The key is to get rid of those inner loops. Why not use an array prototype method like indexOf?


#6

Very clean solutions thank you. I like the usage of objects in the second more abstracted way. And you’re right. Index of is a much better approach to this. Thank you!


#7

Yeah, I get your desire to understand more advanced design patterns, but in this case I think the switch solution is the “right” one - it is simple and easy to understand and you just learned it a few lessons ago - I think that is what they were expecting you to use.

But I admire the drive to think about more complex situations.


#8

You`re very right, save the complex solutions for complex problems. There will be the time and place for that thanks!


#9

It reminds me of a friend of mine. He got hired as a junior dev. They wanted him to write software that would automatically call him and four other engineers if the server went down and then keep calling every five minutes until some one logged in to restart it.

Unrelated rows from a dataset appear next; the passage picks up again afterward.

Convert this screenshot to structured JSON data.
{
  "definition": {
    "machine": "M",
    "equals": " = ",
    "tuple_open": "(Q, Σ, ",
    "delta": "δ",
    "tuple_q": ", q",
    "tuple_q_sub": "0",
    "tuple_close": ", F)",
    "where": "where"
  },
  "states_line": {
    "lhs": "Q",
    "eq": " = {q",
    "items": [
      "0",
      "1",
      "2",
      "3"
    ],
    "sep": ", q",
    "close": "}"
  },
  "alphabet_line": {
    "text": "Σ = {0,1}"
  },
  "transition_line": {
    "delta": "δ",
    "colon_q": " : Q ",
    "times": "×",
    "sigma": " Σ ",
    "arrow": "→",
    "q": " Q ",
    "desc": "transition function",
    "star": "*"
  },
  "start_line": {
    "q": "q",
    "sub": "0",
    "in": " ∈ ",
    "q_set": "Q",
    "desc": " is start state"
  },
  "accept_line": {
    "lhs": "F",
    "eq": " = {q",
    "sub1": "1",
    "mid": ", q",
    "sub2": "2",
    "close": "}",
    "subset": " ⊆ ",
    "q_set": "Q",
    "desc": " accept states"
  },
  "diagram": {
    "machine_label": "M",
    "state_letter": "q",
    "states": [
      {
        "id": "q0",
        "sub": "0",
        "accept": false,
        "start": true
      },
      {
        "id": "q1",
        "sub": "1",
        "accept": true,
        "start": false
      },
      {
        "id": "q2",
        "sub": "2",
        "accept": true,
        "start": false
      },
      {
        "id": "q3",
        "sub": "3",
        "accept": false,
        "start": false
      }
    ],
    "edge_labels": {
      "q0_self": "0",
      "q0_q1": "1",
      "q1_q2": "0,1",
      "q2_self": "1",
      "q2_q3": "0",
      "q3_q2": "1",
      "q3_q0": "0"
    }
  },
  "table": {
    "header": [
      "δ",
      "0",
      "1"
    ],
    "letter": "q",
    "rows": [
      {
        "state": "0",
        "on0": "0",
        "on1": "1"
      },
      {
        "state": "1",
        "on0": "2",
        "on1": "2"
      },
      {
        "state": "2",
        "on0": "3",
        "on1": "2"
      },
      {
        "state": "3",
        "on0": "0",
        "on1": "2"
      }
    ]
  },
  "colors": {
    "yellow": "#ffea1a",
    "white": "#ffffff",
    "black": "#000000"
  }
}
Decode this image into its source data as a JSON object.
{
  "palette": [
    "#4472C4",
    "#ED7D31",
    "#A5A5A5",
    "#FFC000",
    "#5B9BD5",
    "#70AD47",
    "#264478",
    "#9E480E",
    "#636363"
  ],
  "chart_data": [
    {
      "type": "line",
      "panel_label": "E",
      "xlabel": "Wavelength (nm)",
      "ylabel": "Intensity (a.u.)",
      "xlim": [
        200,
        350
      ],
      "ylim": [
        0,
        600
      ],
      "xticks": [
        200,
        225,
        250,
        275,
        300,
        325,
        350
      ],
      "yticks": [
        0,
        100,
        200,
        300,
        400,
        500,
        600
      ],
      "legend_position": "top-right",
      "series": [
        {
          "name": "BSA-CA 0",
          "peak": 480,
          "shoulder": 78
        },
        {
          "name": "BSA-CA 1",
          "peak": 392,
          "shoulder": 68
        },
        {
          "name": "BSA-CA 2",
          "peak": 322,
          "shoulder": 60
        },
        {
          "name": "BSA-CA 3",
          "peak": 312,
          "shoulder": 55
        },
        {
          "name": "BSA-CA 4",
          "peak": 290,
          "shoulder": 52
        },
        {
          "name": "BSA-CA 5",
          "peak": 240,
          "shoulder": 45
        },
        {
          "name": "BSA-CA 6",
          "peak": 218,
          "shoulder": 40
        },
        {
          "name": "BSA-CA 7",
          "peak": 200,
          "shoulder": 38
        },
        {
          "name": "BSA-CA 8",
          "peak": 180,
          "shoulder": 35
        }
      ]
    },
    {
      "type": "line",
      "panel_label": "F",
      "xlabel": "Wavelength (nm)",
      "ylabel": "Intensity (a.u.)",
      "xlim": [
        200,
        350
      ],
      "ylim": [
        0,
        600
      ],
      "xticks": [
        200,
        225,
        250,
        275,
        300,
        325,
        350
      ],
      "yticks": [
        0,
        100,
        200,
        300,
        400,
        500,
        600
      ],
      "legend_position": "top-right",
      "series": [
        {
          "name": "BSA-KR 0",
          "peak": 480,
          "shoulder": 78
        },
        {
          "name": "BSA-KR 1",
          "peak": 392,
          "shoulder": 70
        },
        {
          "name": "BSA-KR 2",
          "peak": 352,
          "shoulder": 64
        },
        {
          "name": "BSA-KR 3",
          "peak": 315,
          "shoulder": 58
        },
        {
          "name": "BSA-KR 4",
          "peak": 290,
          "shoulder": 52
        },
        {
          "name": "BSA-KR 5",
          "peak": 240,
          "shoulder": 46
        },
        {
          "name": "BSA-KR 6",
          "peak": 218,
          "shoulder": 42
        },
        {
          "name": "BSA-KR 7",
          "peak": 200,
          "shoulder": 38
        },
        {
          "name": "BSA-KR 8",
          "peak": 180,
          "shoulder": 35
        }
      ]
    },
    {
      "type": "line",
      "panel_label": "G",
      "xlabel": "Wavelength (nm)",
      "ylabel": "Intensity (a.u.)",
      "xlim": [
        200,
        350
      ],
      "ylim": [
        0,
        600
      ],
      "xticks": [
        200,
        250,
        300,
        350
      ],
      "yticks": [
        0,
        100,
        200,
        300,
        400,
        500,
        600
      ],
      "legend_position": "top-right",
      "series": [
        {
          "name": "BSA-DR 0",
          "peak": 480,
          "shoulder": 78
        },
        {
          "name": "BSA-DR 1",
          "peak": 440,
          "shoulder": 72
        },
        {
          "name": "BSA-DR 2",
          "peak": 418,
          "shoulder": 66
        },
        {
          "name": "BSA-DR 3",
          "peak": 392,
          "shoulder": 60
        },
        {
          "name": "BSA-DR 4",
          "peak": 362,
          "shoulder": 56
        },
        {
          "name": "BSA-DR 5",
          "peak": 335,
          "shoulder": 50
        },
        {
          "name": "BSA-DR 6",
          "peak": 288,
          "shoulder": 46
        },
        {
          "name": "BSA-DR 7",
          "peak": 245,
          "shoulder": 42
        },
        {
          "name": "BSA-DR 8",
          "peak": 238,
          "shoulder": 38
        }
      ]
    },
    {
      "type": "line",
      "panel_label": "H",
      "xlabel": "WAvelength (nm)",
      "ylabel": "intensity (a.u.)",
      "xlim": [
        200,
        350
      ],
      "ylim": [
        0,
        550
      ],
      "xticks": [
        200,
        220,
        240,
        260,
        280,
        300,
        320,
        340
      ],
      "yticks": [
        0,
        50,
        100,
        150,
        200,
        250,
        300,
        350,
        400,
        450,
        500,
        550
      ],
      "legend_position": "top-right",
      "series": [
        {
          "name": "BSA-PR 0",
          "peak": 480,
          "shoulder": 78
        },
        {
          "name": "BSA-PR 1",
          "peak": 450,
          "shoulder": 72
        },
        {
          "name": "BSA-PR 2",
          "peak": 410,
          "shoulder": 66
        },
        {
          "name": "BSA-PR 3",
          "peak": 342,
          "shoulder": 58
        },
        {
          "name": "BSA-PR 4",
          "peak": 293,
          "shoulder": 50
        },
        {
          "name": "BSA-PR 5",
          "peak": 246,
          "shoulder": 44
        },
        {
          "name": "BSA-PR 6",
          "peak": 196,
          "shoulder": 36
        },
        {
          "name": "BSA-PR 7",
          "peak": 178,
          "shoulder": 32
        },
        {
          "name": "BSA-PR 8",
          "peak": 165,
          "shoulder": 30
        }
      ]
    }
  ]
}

Sounds simple enough. But he wanted to get clever. So he wrote it with a recursive loop. But he screwed up, so after 5 minutes, it called everyone twice. And then five minutes later it called them all three times. You see where this is going. This was at 3am. Unfortunately, the password had recently been changed and he was the only one with it and it was on his laptop that he left at work. Nicht gut.

In the end, the phone service had made thousands and thousands of calls to these 5 guys. He was not very popular the next morning.

Moral: Don’t make things more complicated than you need to.